When running a scenario simulation, is there randomness introduced in the grid behavior (e.g., monte carlo) or is it static? In other words, if I run the same simulation with all the inputs (network, scenarios, etc.) the same, will I get the same results or different each time?
This is a great question! There certainly can be some randomness in the solution.
One potential source of “randomness” can come from the MIP Gap. Solving a mixed integer optimization problem (a “MIP” problem) is mathematically challenging. I recommend checkout out this MIP Gap explanation from Gurobi.
A slightly more nefarious (in my opinion) potential source of “randomness” can come from degenerate solutions. Degenerate solutions are a complex topic in optimization, but within the context of production cost modeling you can think of them as solutions with different results but the same objective function value. For example, if you have a power system with only 2 generators and each have a cost of 5 [$/MWh], which generator would be dispatched in an optimal solution? Since the solver can’t distinguish which is better, you may observe different behaviors each time you solve the problem. When you consider this in conjunction with the need to have a MIP Gap for production cost models (since binary variables are required), things can get challenging.

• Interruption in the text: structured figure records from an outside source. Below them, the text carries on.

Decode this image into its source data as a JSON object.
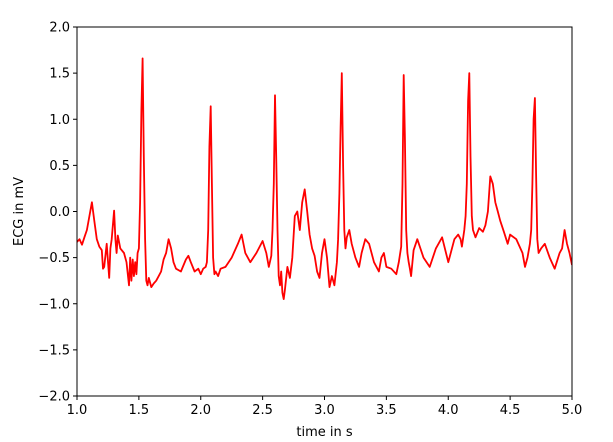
{
  "chart_data": {
    "type": "line",
    "title": "",
    "xlabel": "time in s",
    "ylabel": "ECG in mV",
    "xlim": [
      1.0,
      5.0
    ],
    "ylim": [
      -2.0,
      2.0
    ],
    "xticks": [
      1.0,
      1.5,
      2.0,
      2.5,
      3.0,
      3.5,
      4.0,
      4.5,
      5.0
    ],
    "xtick_labels": [
      "1.0",
      "1.5",
      "2.0",
      "2.5",
      "3.0",
      "3.5",
      "4.0",
      "4.5",
      "5.0"
    ],
    "yticks": [
      -2.0,
      -1.5,
      -1.0,
      -0.5,
      0.0,
      0.5,
      1.0,
      1.5,
      2.0
    ],
    "ytick_labels": [
      "−2.0",
      "−1.5",
      "−1.0",
      "−0.5",
      "0.0",
      "0.5",
      "1.0",
      "1.5",
      "2.0"
    ],
    "grid": false,
    "line_color": "#ff0000",
    "series": [
      {
        "x": [
          1.0,
          1.02,
          1.04,
          1.06,
          1.08,
          1.1,
          1.12,
          1.14,
          1.16,
          1.18,
          1.2,
          1.21,
          1.22,
          1.24,
          1.26,
          1.27,
          1.28,
          1.3,
          1.31,
          1.32,
          1.33,
          1.35,
          1.38,
          1.4,
          1.42,
          1.43,
          1.44,
          1.45,
          1.46,
          1.47,
          1.48,
          1.49,
          1.5,
          1.51,
          1.52,
          1.53,
          1.54,
          1.55,
          1.56,
          1.57,
          1.58,
          1.6,
          1.62,
          1.64,
          1.66,
          1.68,
          1.7,
          1.72,
          1.74,
          1.76,
          1.78,
          1.8,
          1.84,
          1.88,
          1.9,
          1.92,
          1.95,
          1.98,
          2.0,
          2.02,
          2.04,
          2.05,
          2.06,
          2.07,
          2.08,
          2.09,
          2.1,
          2.11,
          2.12,
          2.14,
          2.16,
          2.2,
          2.25,
          2.3,
          2.33,
          2.36,
          2.4,
          2.45,
          2.5,
          2.53,
          2.55,
          2.57,
          2.58,
          2.59,
          2.6,
          2.61,
          2.62,
          2.63,
          2.64,
          2.65,
          2.66,
          2.67,
          2.68,
          2.7,
          2.72,
          2.74,
          2.76,
          2.78,
          2.8,
          2.82,
          2.84,
          2.86,
          2.88,
          2.9,
          2.92,
          2.94,
          2.96,
          2.98,
          3.0,
          3.02,
          3.04,
          3.06,
          3.08,
          3.1,
          3.11,
          3.12,
          3.13,
          3.14,
          3.15,
          3.16,
          3.17,
          3.18,
          3.2,
          3.22,
          3.25,
          3.28,
          3.3,
          3.33,
          3.36,
          3.4,
          3.44,
          3.46,
          3.48,
          3.5,
          3.54,
          3.58,
          3.6,
          3.62,
          3.63,
          3.64,
          3.65,
          3.66,
          3.67,
          3.68,
          3.69,
          3.7,
          3.72,
          3.75,
          3.8,
          3.85,
          3.9,
          3.95,
          4.0,
          4.05,
          4.08,
          4.1,
          4.11,
          4.13,
          4.14,
          4.15,
          4.16,
          4.17,
          4.18,
          4.19,
          4.2,
          4.22,
          4.25,
          4.28,
          4.3,
          4.32,
          4.34,
          4.36,
          4.38,
          4.4,
          4.42,
          4.45,
          4.48,
          4.5,
          4.55,
          4.6,
          4.62,
          4.64,
          4.66,
          4.67,
          4.68,
          4.69,
          4.7,
          4.71,
          4.72,
          4.73,
          4.75,
          4.78,
          4.82,
          4.86,
          4.9,
          4.92,
          4.94,
          4.96,
          4.98,
          5.0
        ],
        "y": [
          -0.33,
          -0.3,
          -0.36,
          -0.28,
          -0.2,
          -0.05,
          0.1,
          -0.1,
          -0.3,
          -0.38,
          -0.42,
          -0.62,
          -0.6,
          -0.35,
          -0.72,
          -0.4,
          -0.3,
          0.01,
          -0.3,
          -0.45,
          -0.26,
          -0.4,
          -0.45,
          -0.55,
          -0.8,
          -0.5,
          -0.75,
          -0.52,
          -0.7,
          -0.55,
          -0.68,
          -0.45,
          -0.4,
          0.1,
          1.1,
          1.66,
          0.6,
          -0.3,
          -0.75,
          -0.8,
          -0.72,
          -0.82,
          -0.78,
          -0.75,
          -0.7,
          -0.65,
          -0.52,
          -0.45,
          -0.3,
          -0.4,
          -0.55,
          -0.62,
          -0.65,
          -0.52,
          -0.48,
          -0.55,
          -0.65,
          -0.62,
          -0.68,
          -0.62,
          -0.6,
          -0.55,
          -0.2,
          0.7,
          1.14,
          0.3,
          -0.5,
          -0.68,
          -0.65,
          -0.7,
          -0.62,
          -0.6,
          -0.5,
          -0.35,
          -0.25,
          -0.45,
          -0.55,
          -0.45,
          -0.32,
          -0.45,
          -0.6,
          -0.48,
          -0.2,
          0.3,
          1.26,
          0.6,
          -0.2,
          -0.7,
          -0.8,
          -0.65,
          -0.88,
          -0.95,
          -0.85,
          -0.6,
          -0.72,
          -0.5,
          -0.05,
          0.0,
          -0.2,
          0.1,
          0.24,
          0.0,
          -0.25,
          -0.4,
          -0.48,
          -0.65,
          -0.72,
          -0.45,
          -0.3,
          -0.5,
          -0.82,
          -0.7,
          -0.8,
          -0.55,
          -0.3,
          0.2,
          0.9,
          1.5,
          0.5,
          -0.2,
          -0.4,
          -0.28,
          -0.2,
          -0.35,
          -0.5,
          -0.6,
          -0.45,
          -0.3,
          -0.35,
          -0.55,
          -0.65,
          -0.5,
          -0.45,
          -0.6,
          -0.62,
          -0.68,
          -0.55,
          -0.38,
          0.3,
          1.48,
          0.8,
          -0.2,
          -0.45,
          -0.55,
          -0.62,
          -0.7,
          -0.42,
          -0.3,
          -0.5,
          -0.6,
          -0.4,
          -0.28,
          -0.55,
          -0.3,
          -0.25,
          -0.3,
          -0.38,
          -0.2,
          -0.05,
          0.3,
          1.2,
          1.5,
          0.6,
          -0.05,
          -0.2,
          -0.28,
          -0.18,
          -0.22,
          -0.15,
          0.0,
          0.38,
          0.3,
          0.1,
          0.0,
          -0.1,
          -0.22,
          -0.35,
          -0.25,
          -0.3,
          -0.45,
          -0.6,
          -0.5,
          -0.35,
          -0.2,
          0.3,
          1.0,
          1.23,
          0.4,
          -0.3,
          -0.45,
          -0.4,
          -0.35,
          -0.5,
          -0.62,
          -0.45,
          -0.4,
          -0.2,
          -0.35,
          -0.45,
          -0.58
        ]
      }
    ]
  }
}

This tends to show up strongest with respect to storage. Different solutions with different storage charging behaviors can often result in degenerate solutions. For example, if I have a solution with an energy price of 0 [$/MWh] in the first two timesteps, should storage charge in the first timestep or the second (assuming it must pick in this simple example)?
One strategy to overcome this is to embed small costs (in the form of VOMPrice, VOMGPrice, and/or VOMDPrice) for the different objects in a network to help “break the degeneracy”. This can lead to more stable solutions (and faster solve times). However, one must be careful with such assumptions and be aware of the potential side-effects they may need to account for in their analysis of the results.